Depuis le début du conflit en **Ukraine**, **Moscou** rencontre des difficultés croissantes pour écouler son or noir. Au point qu’en 2025, les transactions connaissent une débâcle, ce qui, in fine, a des répercussions significatives sur l’économie russe.
Dégringolade des ventes de pétrole russe en 2025
La **Russie** voit ses revenus pétroliers s’effondrer spectaculairement, sapant sérieusement le financement de son appareil militaire et mettant en exergue sa dépendance critique aux hydrocarbures. Les sanctions imposées par l’Occident, la contraction du marché et les rabais appliqués sur le brut russe précipitent cette descente, complexifiant davantage le soutien des dépenses publiques et militaires. Cette situation menace non seulement le budget de l’État, mais met également en péril la capacité du pays à soutenir son effort militaire en **Ukraine**. Le ministère russe des Finances a déclaré que les recettes issues du pétrole et du gaz ont chuté d’environ 24 % en 2025. Cette baisse représente le niveau le plus bas en cinq ans, illustrant l’impact combiné des sanctions.
Le prix du pétrole **Urals**, référence pour la **Russie**, a été vendu à plus de 24 dollars de remise par rapport au **Brent**, accentuant ainsi les pertes. De plus, les volumes d’exportation ont chuté, atteignant 6,9 millions de barils par jour en novembre 2025, un record à la baisse depuis la pandémie de **Covid-19**.
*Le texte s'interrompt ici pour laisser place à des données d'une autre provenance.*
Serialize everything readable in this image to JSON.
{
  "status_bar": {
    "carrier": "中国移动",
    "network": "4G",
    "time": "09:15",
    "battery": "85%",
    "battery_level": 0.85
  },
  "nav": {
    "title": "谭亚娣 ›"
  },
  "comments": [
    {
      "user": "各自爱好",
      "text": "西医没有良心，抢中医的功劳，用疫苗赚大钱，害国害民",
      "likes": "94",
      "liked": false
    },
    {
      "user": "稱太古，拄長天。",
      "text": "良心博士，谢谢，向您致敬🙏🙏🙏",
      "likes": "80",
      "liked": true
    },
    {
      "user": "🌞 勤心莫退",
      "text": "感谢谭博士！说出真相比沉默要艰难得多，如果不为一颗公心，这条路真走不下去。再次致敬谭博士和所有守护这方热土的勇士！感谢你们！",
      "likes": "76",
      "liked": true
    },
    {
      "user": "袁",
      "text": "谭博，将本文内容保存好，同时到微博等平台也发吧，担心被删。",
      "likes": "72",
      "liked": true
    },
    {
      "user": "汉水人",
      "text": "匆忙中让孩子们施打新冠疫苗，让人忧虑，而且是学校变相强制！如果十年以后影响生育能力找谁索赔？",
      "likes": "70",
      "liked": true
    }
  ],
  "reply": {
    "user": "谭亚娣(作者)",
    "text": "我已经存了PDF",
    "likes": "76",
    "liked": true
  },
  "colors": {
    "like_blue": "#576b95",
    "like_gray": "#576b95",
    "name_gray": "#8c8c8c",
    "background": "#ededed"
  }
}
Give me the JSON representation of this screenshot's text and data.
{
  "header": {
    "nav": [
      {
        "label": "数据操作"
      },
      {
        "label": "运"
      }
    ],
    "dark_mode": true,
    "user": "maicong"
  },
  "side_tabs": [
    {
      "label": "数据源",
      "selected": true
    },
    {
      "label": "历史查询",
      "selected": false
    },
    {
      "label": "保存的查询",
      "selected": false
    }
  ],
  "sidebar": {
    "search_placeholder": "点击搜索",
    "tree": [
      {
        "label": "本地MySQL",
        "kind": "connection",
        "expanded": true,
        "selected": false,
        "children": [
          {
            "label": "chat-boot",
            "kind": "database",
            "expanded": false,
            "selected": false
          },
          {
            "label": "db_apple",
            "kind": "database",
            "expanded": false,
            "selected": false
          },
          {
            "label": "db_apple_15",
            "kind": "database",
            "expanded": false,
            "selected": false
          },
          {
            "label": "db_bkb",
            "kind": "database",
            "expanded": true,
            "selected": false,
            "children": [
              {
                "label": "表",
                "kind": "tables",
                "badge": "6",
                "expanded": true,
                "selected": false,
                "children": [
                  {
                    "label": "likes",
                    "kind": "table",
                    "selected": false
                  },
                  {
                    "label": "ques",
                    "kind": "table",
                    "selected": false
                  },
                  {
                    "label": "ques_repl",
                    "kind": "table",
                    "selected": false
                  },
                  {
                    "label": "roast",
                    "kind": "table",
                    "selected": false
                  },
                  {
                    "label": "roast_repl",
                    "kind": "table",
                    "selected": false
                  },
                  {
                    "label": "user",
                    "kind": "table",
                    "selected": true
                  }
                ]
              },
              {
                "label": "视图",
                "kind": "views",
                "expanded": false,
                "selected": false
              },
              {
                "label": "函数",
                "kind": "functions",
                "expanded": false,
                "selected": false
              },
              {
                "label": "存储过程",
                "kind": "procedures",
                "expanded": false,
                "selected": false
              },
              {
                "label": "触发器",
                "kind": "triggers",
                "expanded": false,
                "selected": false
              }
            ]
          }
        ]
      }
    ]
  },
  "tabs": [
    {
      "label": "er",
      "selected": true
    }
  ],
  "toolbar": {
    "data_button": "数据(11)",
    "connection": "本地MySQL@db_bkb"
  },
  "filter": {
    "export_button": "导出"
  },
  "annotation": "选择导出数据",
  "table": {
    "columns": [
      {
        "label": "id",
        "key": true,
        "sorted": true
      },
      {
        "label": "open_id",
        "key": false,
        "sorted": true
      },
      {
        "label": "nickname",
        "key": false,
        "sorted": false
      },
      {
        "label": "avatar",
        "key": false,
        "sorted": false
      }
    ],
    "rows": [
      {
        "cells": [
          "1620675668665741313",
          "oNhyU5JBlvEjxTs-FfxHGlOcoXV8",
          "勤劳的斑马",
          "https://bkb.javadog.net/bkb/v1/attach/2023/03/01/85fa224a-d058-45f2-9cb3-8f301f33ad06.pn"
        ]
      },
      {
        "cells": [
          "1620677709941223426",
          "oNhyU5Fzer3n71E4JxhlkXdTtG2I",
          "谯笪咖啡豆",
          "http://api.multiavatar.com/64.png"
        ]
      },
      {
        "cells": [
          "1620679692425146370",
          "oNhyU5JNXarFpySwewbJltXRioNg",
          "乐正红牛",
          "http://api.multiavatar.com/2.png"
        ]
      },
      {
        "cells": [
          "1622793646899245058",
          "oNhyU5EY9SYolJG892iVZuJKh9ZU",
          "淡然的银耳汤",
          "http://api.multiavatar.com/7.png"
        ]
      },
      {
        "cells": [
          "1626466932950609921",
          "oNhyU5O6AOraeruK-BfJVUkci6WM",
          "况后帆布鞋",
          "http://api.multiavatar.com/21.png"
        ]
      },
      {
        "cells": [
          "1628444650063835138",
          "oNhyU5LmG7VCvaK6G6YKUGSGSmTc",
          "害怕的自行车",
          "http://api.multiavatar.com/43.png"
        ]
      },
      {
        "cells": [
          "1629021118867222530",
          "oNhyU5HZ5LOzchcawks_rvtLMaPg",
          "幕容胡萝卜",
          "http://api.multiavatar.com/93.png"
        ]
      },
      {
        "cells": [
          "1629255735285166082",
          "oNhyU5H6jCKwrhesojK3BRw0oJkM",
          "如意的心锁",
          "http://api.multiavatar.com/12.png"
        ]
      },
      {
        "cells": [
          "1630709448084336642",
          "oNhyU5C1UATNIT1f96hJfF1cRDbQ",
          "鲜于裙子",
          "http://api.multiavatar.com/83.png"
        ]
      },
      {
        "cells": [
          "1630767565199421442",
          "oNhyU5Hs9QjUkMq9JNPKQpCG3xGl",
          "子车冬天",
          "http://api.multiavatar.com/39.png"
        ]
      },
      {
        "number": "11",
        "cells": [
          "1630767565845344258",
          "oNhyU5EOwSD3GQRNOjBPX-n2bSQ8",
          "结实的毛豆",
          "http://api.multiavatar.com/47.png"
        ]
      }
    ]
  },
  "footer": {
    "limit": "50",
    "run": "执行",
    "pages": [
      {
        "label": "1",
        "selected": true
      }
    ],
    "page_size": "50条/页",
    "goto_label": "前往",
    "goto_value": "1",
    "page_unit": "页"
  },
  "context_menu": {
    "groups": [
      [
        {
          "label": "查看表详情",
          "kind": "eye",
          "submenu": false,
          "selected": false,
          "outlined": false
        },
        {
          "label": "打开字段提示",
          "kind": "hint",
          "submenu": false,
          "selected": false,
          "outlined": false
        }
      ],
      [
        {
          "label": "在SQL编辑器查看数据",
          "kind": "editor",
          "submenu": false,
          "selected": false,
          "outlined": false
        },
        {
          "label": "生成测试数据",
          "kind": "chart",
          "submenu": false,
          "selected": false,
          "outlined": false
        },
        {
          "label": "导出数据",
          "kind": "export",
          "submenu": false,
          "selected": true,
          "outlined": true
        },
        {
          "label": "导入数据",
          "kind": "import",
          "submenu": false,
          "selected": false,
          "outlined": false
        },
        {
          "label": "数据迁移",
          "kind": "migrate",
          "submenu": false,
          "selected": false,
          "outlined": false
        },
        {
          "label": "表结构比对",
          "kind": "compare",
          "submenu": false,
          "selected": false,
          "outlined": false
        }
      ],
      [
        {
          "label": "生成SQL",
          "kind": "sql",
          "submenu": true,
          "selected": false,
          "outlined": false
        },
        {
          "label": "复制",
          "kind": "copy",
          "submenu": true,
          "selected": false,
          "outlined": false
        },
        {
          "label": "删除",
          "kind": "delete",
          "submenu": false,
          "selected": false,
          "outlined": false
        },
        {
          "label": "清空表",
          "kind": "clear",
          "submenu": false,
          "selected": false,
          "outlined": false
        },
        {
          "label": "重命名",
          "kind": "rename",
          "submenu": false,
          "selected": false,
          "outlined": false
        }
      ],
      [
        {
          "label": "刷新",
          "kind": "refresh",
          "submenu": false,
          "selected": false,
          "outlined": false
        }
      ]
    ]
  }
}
Sanctions et pressions du marché
Les mesures répressives occidentales ont visé les géants du secteur énergétique russe, tels que **Rosneft** et **Lukoil**, limitant leur capacité à vendre le pétrole à sa juste valeur et compliquant les échanges internationaux. Cette pression, conjuguée à la faiblesse des prix et à l’appréciation du rouble, a réduit la valeur des recettes en devises étrangères.
La dépendance de la **Russie** au pétrole pour financer son économie de guerre est manifeste. Cette chute des revenus fragilise le financement des dépenses militaires et pourrait forcer **Moscou** à recourir à davantage d’emprunts, à augmenter les prélèvements fiscaux ou à puiser dans ses réserves budgétaires pour maintenir son effort militaire.
La diminution des recettes contribue également à élargir le déficit budgétaire, réduisant la flexibilité pour d’autres secteurs stratégiques du budget fédéral. Outre le financement militaire, la baisse des revenus énergétiques impacte l’économie domestique : moins de devises pour les importations, ralentissement de certains secteurs industriels et restrictions sur les investissements publics et privés.
Pour pallier cette situation, l’État russe a augmenté les impôts sur les ménages et les entreprises, mais cette stratégie ne compense qu’en partie les pertes. Sur le plan international, la baisse des exportations russes affecte les flux énergétiques mondiaux et influence les relations entre l’**Europe**, l’**Asie** et les autres producteurs de pétrole.
Points clés à retenir :
- La **Russie** subit une baisse drastique de ses revenus pétroliers en 2025, mettant en péril son financement militaire.
- Les sanctions occidentales et les rabais sur le brut russe aggravent la chute des ventes.
- Le déficit budgétaire russe se creuse, limitant la capacité à soutenir d’autres postes stratégiques du budget.
- L’État russe augmente la fiscalité pour compenser les pertes, mais cette stratégie reste partiellement efficace.
- La situation influence les relations énergétiques mondiales, notamment avec l’**Europe** et l’**Asie**.